CANADA FX DEBT-C$ steady vs firmer US$; Fed and BOC's Poloz in focus

* C$ at C$1.0165 vs US$, or 98.38 U.S. cents
    * Equity markets recoup some of last week's losses
    * Federal Reserve and Bank of Canada in focus this week
    * Bond prices higher across maturity curve

    By Solarina Ho
    TORONTO, June 17 (Reuters) - The Canadian dollar held steady
against a stronger U.S. counterpart on Monday, with investor
appetite for riskier assets returning ahead of the Federal
Reserve's latest policy statement later this week.
    Global equity markets recouped some of last week's losses
overnight, with investors hoping that the Fed will offer a more
cautious tone to reining in stimulus when it concludes a two-day
meeting on Wednesday.  
    "We had some better risk sentiment overnight ... It kind
transpired in the European session, where you're seeing equities
up across the board.

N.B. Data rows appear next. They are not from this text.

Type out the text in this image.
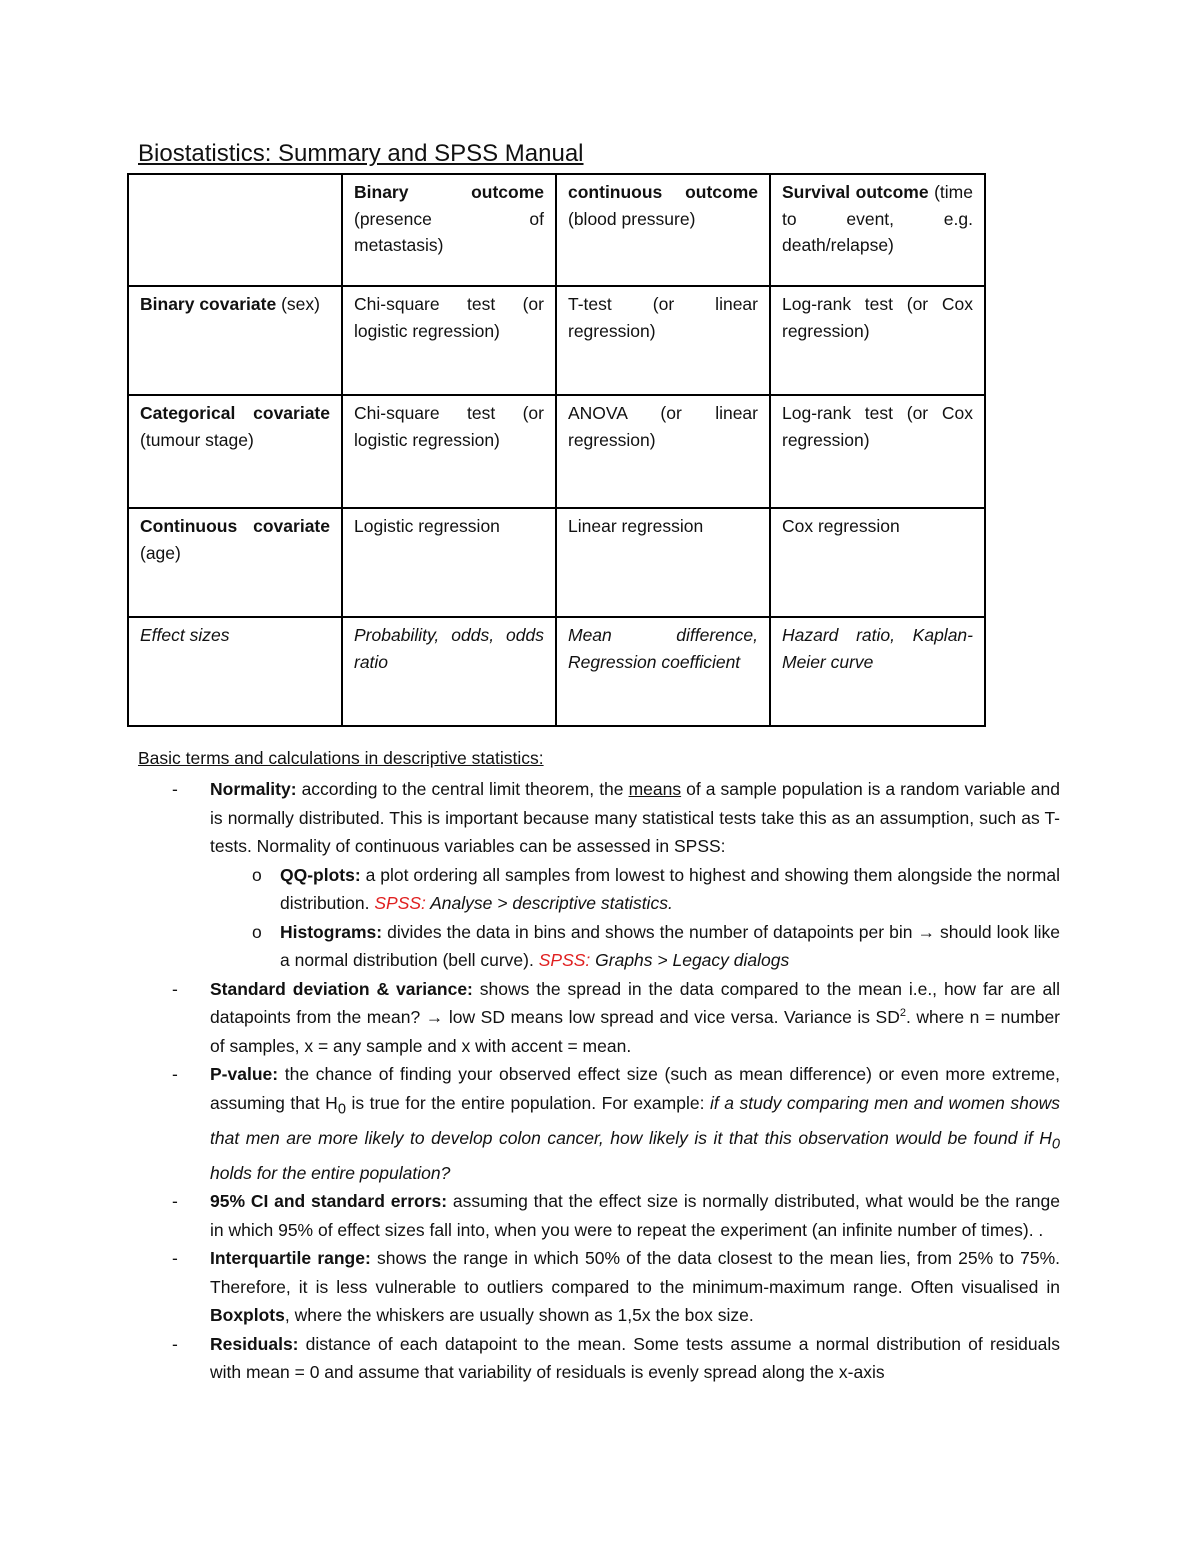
Biostatistics: Summary and SPSS Manual
	Binary outcome (presence of metastasis)	continuous outcome (blood pressure)	Survival outcome (time to event, e.g. death/relapse)
Binary covariate (sex)	Chi-square test (or logistic regression)	T-test (or linear regression)	Log-rank test (or Cox regression)
Categorical covariate (tumour stage)	Chi-square test (or logistic regression)	ANOVA (or linear regression)	Log-rank test (or Cox regression)
Continuous covariate (age)	Logistic regression	Linear regression	Cox regression
Effect sizes	Probability, odds, odds ratio	Mean difference, Regression coefficient	Hazard ratio, Kaplan-Meier curve

Basic terms and calculations in descriptive statistics:

- Normality: according to the central limit theorem, the means of a sample population is a random variable and is normally distributed. This is important because many statistical tests take this as an assumption, such as T-tests. Normality of continuous variables can be assessed in SPSS:
o QQ-plots: a plot ordering all samples from lowest to highest and showing them alongside the normal distribution. SPSS: Analyse > descriptive statistics.
o Histograms: divides the data in bins and shows the number of datapoints per bin → should look like a normal distribution (bell curve). SPSS: Graphs > Legacy dialogs
- Standard deviation & variance: shows the spread in the data compared to the mean i.e., how far are all datapoints from the mean? → low SD means low spread and vice versa. Variance is $SD^2$. where n = number of samples, x = any sample and x with accent = mean.
- P-value: the chance of finding your observed effect size (such as mean difference) or even more extreme, assuming that $H_0$ is true for the entire population. For example: if a study comparing men and women shows that men are more likely to develop colon cancer, how likely is it that this observation would be found if $H_0$ holds for the entire population?
- 95% CI and standard errors: assuming that the effect size is normally distributed, what would be the range in which 95% of effect sizes fall into, when you were to repeat the experiment (an infinite number of times). .
- Interquartile range: shows the range in which 50% of the data closest to the mean lies, from 25% to 75%. Therefore, it is less vulnerable to outliers compared to the minimum-maximum range. Often visualised in Boxplots, where the whiskers are usually shown as 1,5x the box size.
- Residuals: distance of each datapoint to the mean. Some tests assume a normal distribution of residuals with mean = 0 and assume that variability of residuals is evenly spread along the x-axis
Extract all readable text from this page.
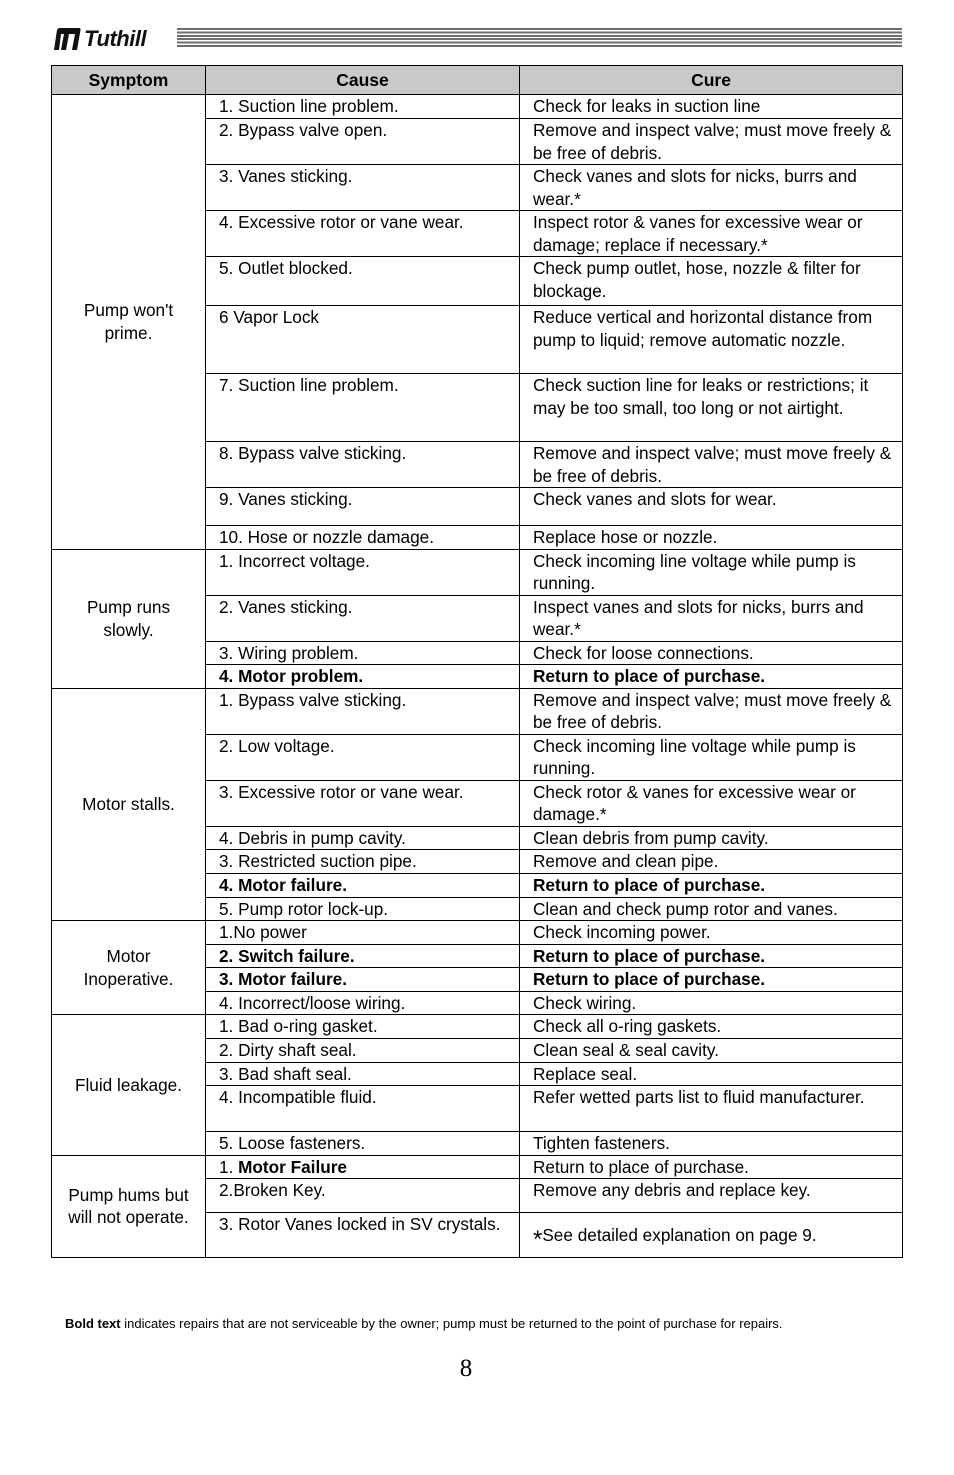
Tuthill
Symptom	Cause	Cure
Pump won't prime.	1. Suction line problem.	Check for leaks in suction line
	2. Bypass valve open.	Remove and inspect valve; must move freely & be free of debris.
	3. Vanes sticking.	Check vanes and slots for nicks, burrs and wear.*
	4. Excessive rotor or vane wear.	Inspect rotor & vanes for excessive wear or damage; replace if necessary.*
	5. Outlet blocked.	Check pump outlet, hose, nozzle & filter for blockage.
	6 Vapor Lock	Reduce vertical and horizontal distance from pump to liquid; remove automatic nozzle.
	7. Suction line problem.	Check suction line for leaks or restrictions; it may be too small, too long or not airtight.
	8. Bypass valve sticking.	Remove and inspect valve; must move freely & be free of debris.
	9. Vanes sticking.	Check vanes and slots for wear.
	10. Hose or nozzle damage.	Replace hose or nozzle.
Pump runs slowly.	1. Incorrect voltage.	Check incoming line voltage while pump is running.
	2. Vanes sticking.	Inspect vanes and slots for nicks, burrs and wear.*
	3. Wiring problem.	Check for loose connections.
	4. Motor problem.	Return to place of purchase.
Motor stalls.	1. Bypass valve sticking.	Remove and inspect valve; must move freely & be free of debris.
	2. Low voltage.	Check incoming line voltage while pump is running.
	3. Excessive rotor or vane wear.	Check rotor & vanes for excessive wear or damage.*
	4. Debris in pump cavity.	Clean debris from pump cavity.
	3. Restricted suction pipe.	Remove and clean pipe.
	4. Motor failure.	Return to place of purchase.
	5. Pump rotor lock-up.	Clean and check pump rotor and vanes.
Motor Inoperative.	1.No power	Check incoming power.
	2. Switch failure.	Return to place of purchase.
	3. Motor failure.	Return to place of purchase.
	4. Incorrect/loose wiring.	Check wiring.
Fluid leakage.	1. Bad o-ring gasket.	Check all o-ring gaskets.
	2. Dirty shaft seal.	Clean seal & seal cavity.
	3. Bad shaft seal.	Replace seal.
	4. Incompatible fluid.	Refer wetted parts list to fluid manufacturer.
	5. Loose fasteners.	Tighten fasteners.
Pump hums but will not operate.	1. Motor Failure	Return to place of purchase.
	2.Broken Key.	Remove any debris and replace key.
	3. Rotor Vanes locked in SV crystals.	*See detailed explanation on page 9.
Bold text indicates repairs that are not serviceable by the owner; pump must be returned to the point of purchase for repairs.
8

That's providing a more positive backdrop
for the Canadian dollar," said Charles St-Arnaud, an economist
and currency strategist at Nomura Securities in New York, who
also noted a very modest increase in commodity prices.
    "Not major, but it's a move in the right direction at least
to support the Canadian currency."
    The Canadian dollar, which was trading in a narrow
29-point range between C$1.0150 and C$1.0179, was trading at
C$1.0165 versus the greenback, or 98.38 U.S. cents at 9:30 a.m.
(1330 GMT). This was little changed from its Friday close at
C$1.0169, or 98.34 U.S. cents.
    The Canadian dollar was mostly stronger against other
currencies but underperforming its Australian and New
Zealand commodity counterparts.
    Nomura said most of the currency market is expected to
relatively quiet until the Fed on Wednesday.
    The Bank of Canada's new head, Stephen Poloz, will be giving
his first official speech on Wednesday, which is also likely to
garner scrutiny as the market tries to pin the governor's policy
stance. Poloz made his first public appearance two weeks earlier
 in front of parliament. 
    Separately, data on Monday showed that foreign investors had
an increased appetite for Canadian securities in April, adding
C$14.91 billion to their portfolios compared with C$956 million
in March. 
    Government bond prices rose across the maturity curve, with
the two-year bond up half a Canadian cent to yield
1.107 percent, and the benchmark 10-year bond up 4
Canadian cents to yield 2.116 percent.